An atom evaporated from the evaporation material 12 (hereinafter referred to as evaporated atom) is reflected by a thin plate 16 or a reflector 16, which is disposed on a position that faces toward the polymeric substrate 1 approximately and heated more than the melting point of Co, and deposited on the surface of the polymeric substrate 1 that is running along the cylindrical cooling can roll 4. The magnetic layer having oblique magnetic anisotropy, which is formed by the evaporated atom reflected by the reflector 16, is formed on the surface of the polymeric substrate 1, and then continuously formed by evaporated atoms that fly directly from the crucible 11 and deposit on the surface of the polymeric substrate 1.
As mentioned above, the evaporated atom of the evaporation material 11 is deposited on the surface of the polymeric substrate 1 within an opening section between the reflector 16 and an anti-deposition plate 8. An ending point of deposition is almost an edge portion 8a of the anti-deposition plate 8 in the opening section side. By injecting oxygen gas through an oxygen gas injection spout 10 that is installed adjacent to the edge portion 8a, an oxide layer of the evaporation material 12 can be formed on the polymeric substrate 1.
With respect to a method of improving recording and reproducing characteristics of an evaporation tape, several methods such as providing discontinuous multi-layers of evaporation layer or controlling oxygen gas density in a magnetic layer have been introduced.
For example, the Japanese Patent Laid-open Publication No. 8-315346/1996 discloses a multi-layered evaporation tape shown in FIG. 6(b). As shown in FIG. 6(b), the multi-layered evaporation tape is composed of a first magnetic layer 31 and a second magnetic layer 32, wherein they are formed through an evaporation process twice and discontinuous with respect to each other.
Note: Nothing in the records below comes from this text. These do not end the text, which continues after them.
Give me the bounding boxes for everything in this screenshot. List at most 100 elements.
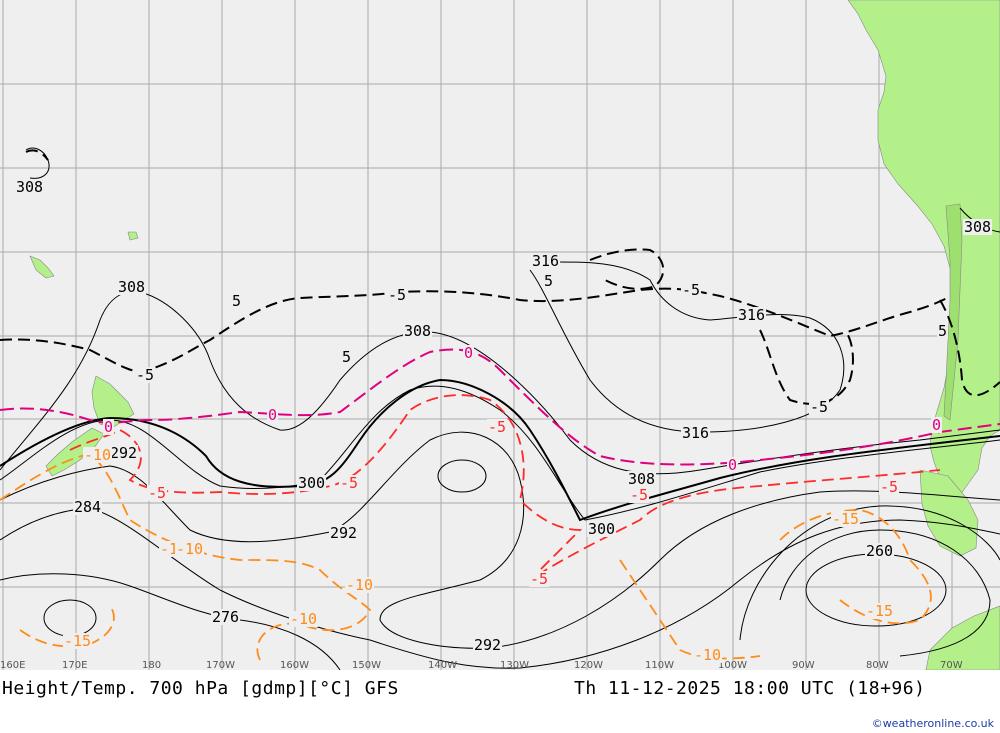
temperature-contour-label: -10 [694, 646, 721, 664]
longitude-label: 160E [0, 660, 25, 670]
height-contour-label: 284 [74, 498, 101, 516]
lat-lon-grid [0, 0, 1000, 670]
longitude-label: 150W [352, 660, 381, 670]
temperature-contour-label: -5 [682, 281, 700, 299]
label-background [267, 407, 279, 423]
temperature-contour-label: -5 [810, 398, 828, 416]
isotherm-5-loop [589, 248, 665, 290]
label-background [463, 345, 475, 361]
temperature-contour-label: 5 [342, 348, 351, 366]
height-contour-label: 292 [110, 444, 137, 462]
temperature-contour-label: 0 [104, 418, 113, 436]
land-masses [29, 0, 1000, 670]
contour-292-high [437, 459, 487, 493]
label-background [73, 499, 103, 515]
label-background [737, 307, 767, 323]
label-background [175, 541, 205, 557]
height-300-thick [0, 378, 1000, 522]
label-background [681, 425, 711, 441]
label-background [473, 637, 503, 653]
isotherm-minus10-east [619, 559, 761, 660]
contour-316 [529, 261, 845, 433]
south-america-land [847, 0, 1000, 499]
temperature-contour-label: -10 [176, 540, 203, 558]
label-background [83, 447, 113, 463]
new-zealand-south-island [45, 427, 105, 477]
temperature-contour-label: -15 [832, 510, 859, 528]
label-background [587, 521, 617, 537]
new-zealand-north-island [91, 375, 135, 429]
height-contour-label: 292 [330, 524, 357, 542]
label-background [629, 487, 650, 503]
chile-coast-strip [943, 203, 963, 421]
label-background [865, 543, 895, 559]
longitude-label: 180 [142, 660, 161, 670]
label-background [529, 571, 550, 587]
temperature-labels: -5 5 -5 5 5 5 -5 -5 0 0 0 0 -5 -10 -5 -5 -10 -10 -10 -15 -10… [63, 272, 949, 664]
label-background [937, 323, 949, 339]
label-background [231, 293, 243, 309]
longitude-labels: 160E 170E 180 170W 160W 150W 140W 130W 120W 110W 1… [0, 660, 963, 670]
map-title: Height/Temp. 700 hPa [gdmp][°C] GFS [2, 678, 399, 699]
height-contour-label: 260 [866, 542, 893, 560]
credit-link[interactable]: ©weatheronline.co.uk [871, 717, 994, 730]
temperature-contour-label: 5 [938, 322, 947, 340]
label-background [147, 485, 168, 501]
temperature-contour-label: -5 [148, 484, 166, 502]
tierra-del-fuego-land [919, 469, 979, 557]
label-background [531, 253, 561, 269]
contour-southwest-low [43, 599, 97, 637]
map-footer: Height/Temp. 700 hPa [gdmp][°C] GFS Th 1… [0, 670, 1000, 733]
isotherm-minus5-line [69, 394, 941, 581]
contour-300 [0, 385, 1000, 521]
isotherm-minus15 [779, 509, 932, 625]
small-island [127, 231, 139, 241]
label-background [403, 323, 433, 339]
height-contour-label: 308 [118, 278, 145, 296]
height-contour-label: 316 [532, 252, 559, 270]
antarctic-peninsula-land [925, 605, 1000, 670]
label-background [865, 603, 895, 619]
label-background [809, 399, 830, 415]
temperature-contour-label: 0 [464, 344, 473, 362]
height-contour-label: 308 [404, 322, 431, 340]
temperature-contour-label: -5 [136, 366, 154, 384]
temperature-contour-label: -5 [388, 286, 406, 304]
label-background [135, 367, 156, 383]
isotherm-5-chile [939, 299, 1000, 397]
height-contour-label: 292 [474, 636, 501, 654]
isotherm-5-main [0, 287, 951, 374]
longitude-label: 170W [206, 660, 235, 670]
label-background [543, 273, 555, 289]
height-contour-label: 308 [628, 470, 655, 488]
temperature-contour-label: -5 [340, 474, 358, 492]
contour-292-main [0, 431, 1000, 649]
label-background [627, 471, 657, 487]
weather-map: 160E 170E 180 170W 160W 150W 140W 130W 120W 110W 1… [0, 0, 1000, 670]
temperature-contour-label: 0 [268, 406, 277, 424]
height-labels: 308 308 308 316 316 316 308 300 292 300 284 292 276 2… [15, 178, 993, 654]
label-background [103, 419, 115, 435]
temperature-contour-label: -15 [64, 632, 91, 650]
temperature-contour-label: -10 [346, 576, 373, 594]
longitude-label: 160W [280, 660, 309, 670]
label-background [117, 279, 147, 295]
label-background [297, 475, 327, 491]
temperature-contour-label: -5 [630, 486, 648, 504]
label-background [931, 417, 943, 433]
label-background [15, 179, 45, 195]
valid-time: Th 11-12-2025 18:00 UTC (18+96) [574, 678, 926, 699]
label-background [727, 457, 739, 473]
label-background [693, 647, 723, 663]
fiji-island [29, 255, 55, 279]
contour-276 [0, 573, 341, 670]
contour-276-east [739, 505, 1000, 641]
label-background [329, 525, 359, 541]
label-background [289, 611, 319, 627]
label-background [109, 445, 139, 461]
map-canvas: 160E 170E 180 170W 160W 150W 140W 130W 120W 110W 1… [0, 0, 1000, 670]
thick-contour-300 [0, 378, 1000, 522]
longitude-label: 130W [500, 660, 529, 670]
label-background [879, 479, 900, 495]
temperature-contour-label: -5 [880, 478, 898, 496]
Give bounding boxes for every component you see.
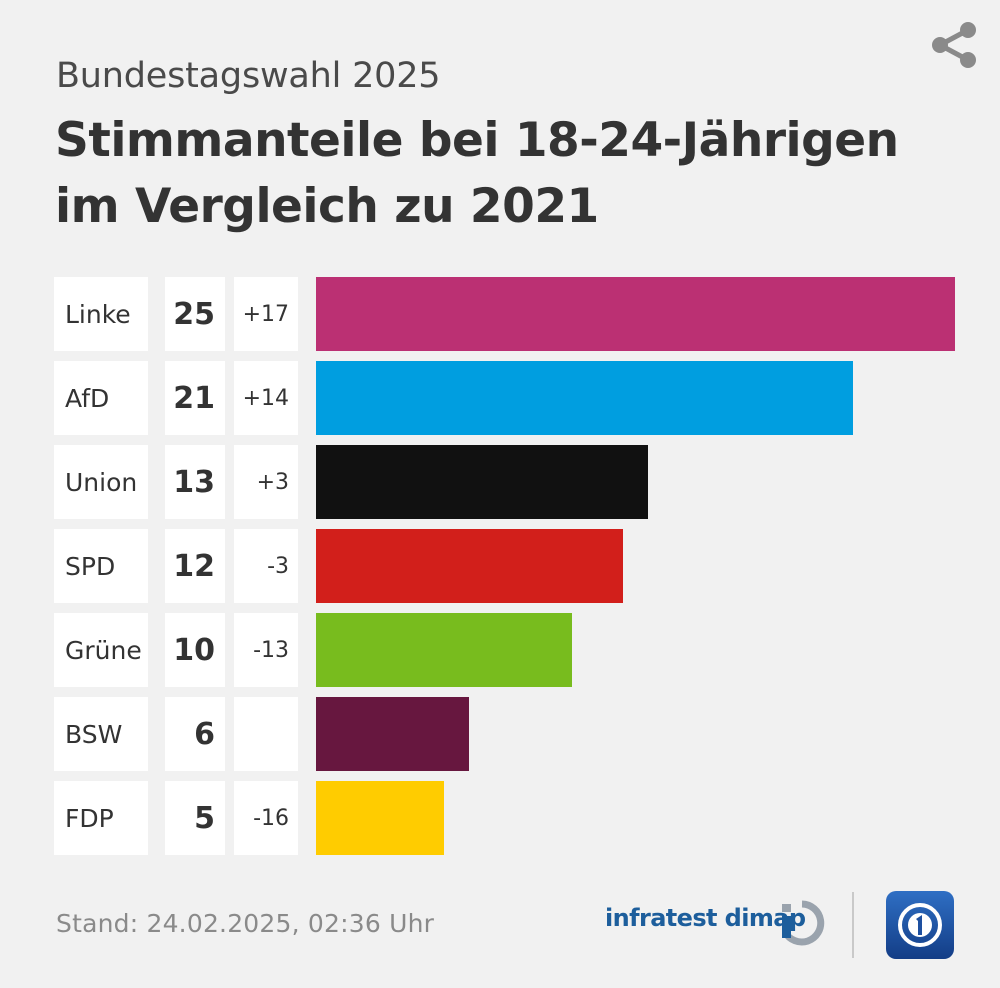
vote-share-value: 12 bbox=[165, 529, 225, 603]
bar-union bbox=[316, 445, 648, 519]
change-value: +14 bbox=[234, 361, 298, 435]
bar-afd bbox=[316, 361, 853, 435]
vote-share-value: 13 bbox=[165, 445, 225, 519]
bar-row-afd: AfD 21 +14 bbox=[0, 361, 1000, 435]
share-icon[interactable] bbox=[926, 16, 984, 74]
party-label: BSW bbox=[54, 697, 148, 771]
party-label: Grüne bbox=[54, 613, 148, 687]
bar-linke bbox=[316, 277, 955, 351]
vote-share-value: 5 bbox=[165, 781, 225, 855]
chart-subtitle: Bundestagswahl 2025 bbox=[56, 56, 441, 96]
bar-spd bbox=[316, 529, 623, 603]
bar-row-linke: Linke 25 +17 bbox=[0, 277, 1000, 351]
bar-grüne bbox=[316, 613, 572, 687]
chart-title-line-1: Stimmanteile bei 18-24-Jährigen bbox=[55, 113, 899, 168]
party-label: Linke bbox=[54, 277, 148, 351]
change-value: +3 bbox=[234, 445, 298, 519]
vote-share-value: 6 bbox=[165, 697, 225, 771]
vote-share-value: 21 bbox=[165, 361, 225, 435]
chart-title: Stimmanteile bei 18-24-Jährigen im Vergl… bbox=[55, 108, 915, 240]
bar-row-fdp: FDP 5 -16 bbox=[0, 781, 1000, 855]
bar-bsw bbox=[316, 697, 469, 771]
change-value bbox=[234, 697, 298, 771]
bar-row-bsw: BSW 6 bbox=[0, 697, 1000, 771]
change-value: -3 bbox=[234, 529, 298, 603]
change-value: -16 bbox=[234, 781, 298, 855]
bar-fdp bbox=[316, 781, 444, 855]
source-label: infratest dimap bbox=[605, 904, 806, 932]
infratest-dimap-logo-icon bbox=[781, 900, 825, 946]
party-label: Union bbox=[54, 445, 148, 519]
chart-title-line-2: im Vergleich zu 2021 bbox=[55, 179, 599, 234]
ard-logo-icon bbox=[886, 891, 954, 959]
party-label: AfD bbox=[54, 361, 148, 435]
party-label: FDP bbox=[54, 781, 148, 855]
vote-share-value: 25 bbox=[165, 277, 225, 351]
change-value: -13 bbox=[234, 613, 298, 687]
bar-row-grüne: Grüne 10 -13 bbox=[0, 613, 1000, 687]
party-label: SPD bbox=[54, 529, 148, 603]
footer-divider bbox=[852, 892, 854, 958]
change-value: +17 bbox=[234, 277, 298, 351]
vote-share-value: 10 bbox=[165, 613, 225, 687]
bar-row-spd: SPD 12 -3 bbox=[0, 529, 1000, 603]
timestamp-label: Stand: 24.02.2025, 02:36 Uhr bbox=[56, 909, 435, 938]
bar-row-union: Union 13 +3 bbox=[0, 445, 1000, 519]
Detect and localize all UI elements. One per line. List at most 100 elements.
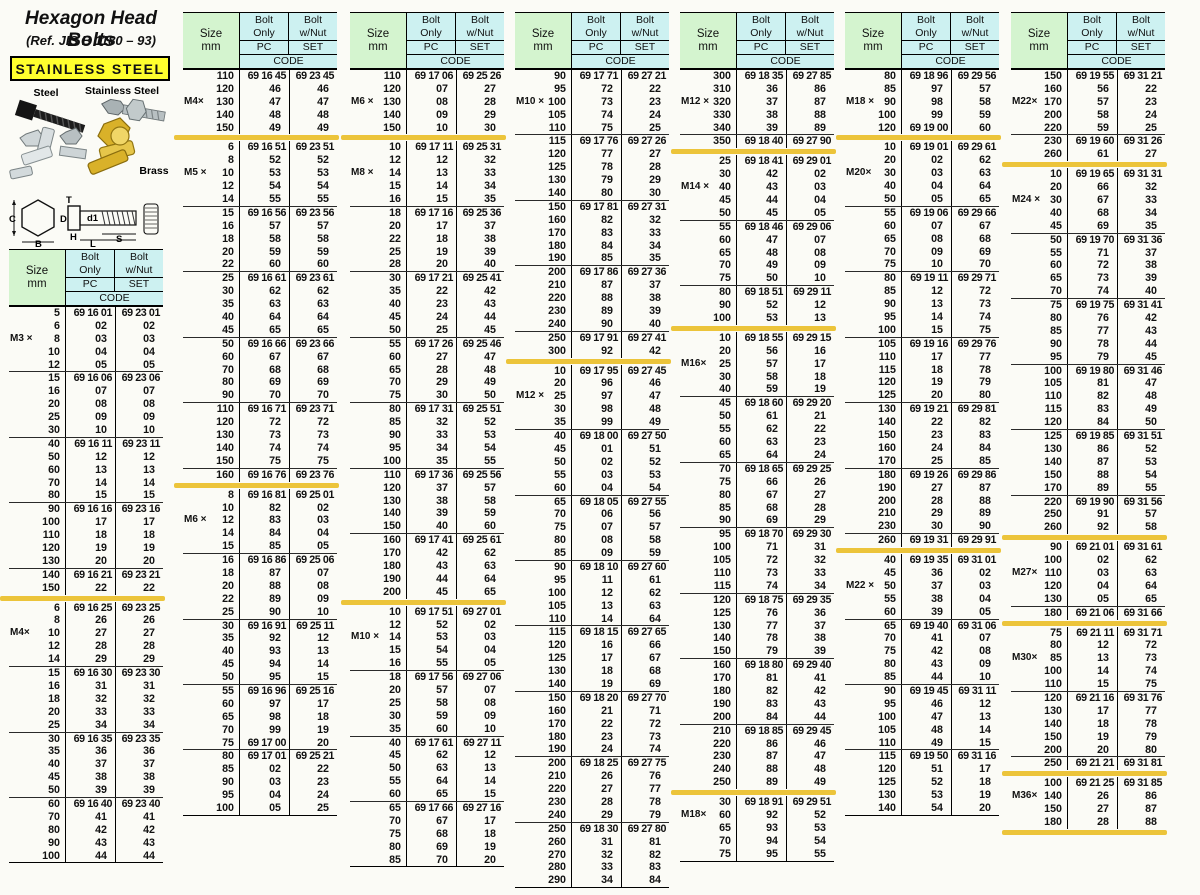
size-group: 15 69 16 30 69 23 30 16 31 31 18 32 32 20 33 33 25 34…	[9, 666, 163, 732]
size-cell: 100	[1011, 777, 1068, 791]
misc-parts-image	[9, 126, 87, 180]
size-cell: 130	[183, 429, 240, 442]
dim-d-label: D	[60, 214, 67, 225]
pc-code-cell: 88	[737, 763, 787, 777]
pc-code-cell: 69 16 56	[240, 206, 290, 220]
size-cell: 160	[350, 534, 407, 548]
set-code-cell: 02	[814, 168, 826, 181]
size-cell: 22	[183, 258, 240, 272]
set-code-cell: 09	[484, 709, 496, 722]
pc-code-cell: 58	[737, 370, 787, 384]
table-row: 95 14 74	[845, 311, 999, 324]
set-code-cell: 07	[979, 632, 991, 645]
size-cell: M5 × 10	[183, 167, 240, 181]
size-cell: M22 × 50	[845, 579, 902, 593]
size-cell: 120	[1011, 691, 1068, 705]
pc-code-cell: 39	[902, 605, 952, 619]
page-title: Hexagon Head Bolts	[25, 8, 157, 51]
set-code-cell: 08	[317, 579, 329, 592]
pc-code-cell: 57	[737, 357, 787, 371]
set-code-cell: 27	[649, 148, 661, 161]
size-cell: 90	[1011, 337, 1068, 351]
pc-code-cell: 32	[407, 416, 457, 430]
set-code-cell: 57	[649, 521, 661, 534]
size-cell: 55	[680, 220, 737, 234]
table-row: 30 69 16 91 69 25 11	[183, 619, 337, 633]
table-header: Size mm Bolt Only Bolt w/Nut PC SET CODE	[9, 249, 163, 307]
size-cell: 160	[680, 659, 737, 673]
table-row: 45 01 51	[515, 442, 669, 456]
table-row: 50 61 21	[680, 410, 834, 424]
size-cell: M8 × 14	[350, 167, 407, 181]
table-row: 125 78 28	[515, 161, 669, 175]
set-code-cell: 33	[814, 566, 826, 579]
set-code-cell: 12	[814, 299, 826, 312]
size-group: 200 69 18 25 69 27 75 210 26 76 220 27 77 230 28 78…	[515, 756, 669, 822]
pc-code-cell: 58	[407, 696, 457, 710]
set-code-cell: 80	[979, 389, 991, 402]
set-code-cell: 12	[979, 697, 991, 710]
pc-code-cell: 63	[407, 762, 457, 776]
dim-t-label: T	[66, 195, 72, 206]
size-cell: M36× 140	[1011, 790, 1068, 804]
pc-code-cell: 78	[1068, 337, 1118, 351]
set-code-cell: 69 31 66	[1123, 606, 1163, 619]
pc-code-cell: 41	[902, 632, 952, 646]
size-cell: 25	[9, 411, 66, 425]
pc-code-cell: 45	[407, 585, 457, 599]
pc-code-cell: 69 18 40	[737, 135, 787, 149]
size-cell: 150	[515, 691, 572, 705]
set-code-cell: 29	[484, 108, 496, 121]
size-cell: 115	[515, 135, 572, 149]
pc-code-cell: 14	[66, 476, 116, 490]
size-cell: 80	[183, 376, 240, 390]
set-code-cell: 18	[484, 827, 496, 840]
size-cell: 45	[183, 658, 240, 672]
size-cell: 5	[9, 307, 66, 320]
set-code-cell: 69 23 71	[295, 403, 335, 416]
table-row: 30 10 10	[9, 424, 163, 437]
size-group: 180 69 19 26 69 29 86 190 27 87 200 28 88 210 29 89…	[845, 467, 999, 534]
size-cell: 75	[350, 827, 407, 841]
table-row: 110 14 64	[515, 612, 669, 626]
table-row: 105 74 24	[515, 108, 669, 122]
set-code-cell: 83	[979, 429, 991, 442]
table-row: 90 69 29	[680, 514, 834, 528]
pc-code-cell: 17	[66, 516, 116, 530]
size-cell: 65	[183, 710, 240, 724]
table-row: 190 27 87	[845, 481, 999, 495]
table-row: 150 23 83	[845, 429, 999, 442]
size-cell: 80	[350, 403, 407, 417]
pc-code-cell: 12	[1068, 639, 1118, 653]
table-row: 50 69 19 70 69 31 36	[1011, 233, 1165, 247]
set-code-cell: 03	[484, 631, 496, 644]
set-code-cell: 42	[649, 344, 661, 357]
set-code-cell: 65	[1145, 592, 1157, 605]
size-group: 40 69 18 00 69 27 50 45 01 51 50 02 52 55 03 53 60 04…	[515, 429, 669, 495]
pc-code-cell: 69 16 25	[66, 601, 116, 615]
set-code-cell: 12	[484, 749, 496, 762]
pc-code-cell: 69 17 66	[407, 801, 457, 815]
size-cell: 16	[183, 219, 240, 233]
pc-code-cell: 59	[1068, 121, 1118, 135]
table-row: 20 08 08	[9, 398, 163, 412]
table-row: M27× 110 03 63	[1011, 566, 1165, 580]
table-row: 180 84 34	[515, 239, 669, 253]
size-cell: 340	[680, 121, 737, 135]
pc-code-cell: 27	[407, 350, 457, 364]
table-row: 50 39 39	[9, 784, 163, 797]
pc-code-cell: 42	[66, 823, 116, 837]
table-row: 210 29 89	[845, 507, 999, 521]
pc-code-cell: 69 18 20	[572, 691, 622, 705]
pc-code-cell: 17	[1068, 704, 1118, 718]
set-code-cell: 17	[484, 814, 496, 827]
table-row: 115 69 17 76 69 27 26	[515, 135, 669, 149]
size-cell: M16× 25	[680, 357, 737, 371]
size-cell: 95	[845, 697, 902, 711]
set-code-cell: 79	[649, 808, 661, 821]
table-row: 15 85 05	[183, 540, 337, 554]
pc-code-cell: 72	[572, 82, 622, 96]
size-cell: 75	[845, 258, 902, 272]
table-row: 250 69 17 91 69 27 41	[515, 331, 669, 345]
size-cell: 55	[1011, 246, 1068, 260]
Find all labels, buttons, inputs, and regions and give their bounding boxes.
The Japanese Patent Laid-open Publication No. 10-324965/1998 discloses an evaporation tape as a recording medium having a magnetic layer in which crystalline particles are disposed continuously. In the evaporation tape, columns that constitute the magnetic layer are oriented partially in a circular arc in the polymeric substrate side, and then oriented in columnar.
The Japanese Patent Laid-open Publication No. 2001-143235 discloses a magnetic recording medium that is composed of a magnetic layer having a columnar crystalline structure. Each column is divided into three sections. In each section, oxygen density, magnetic flux density or a tilt angle of each column is specified.
By the magnetic recording medium according to the prior arts mentioned above, there existed problems such that the magnetic recording medium does not have high coercive force, or hardly provides a high reproduction output or a high C/N in a short wavelength recording range.
Further, in the case of the multi-layered evaporation tape that is disclosed in the Japanese Patent Laid-open Publication No. 8-315346/1996, there existed a problem such that productivity is deteriorated because 2-time evaporation process is essential.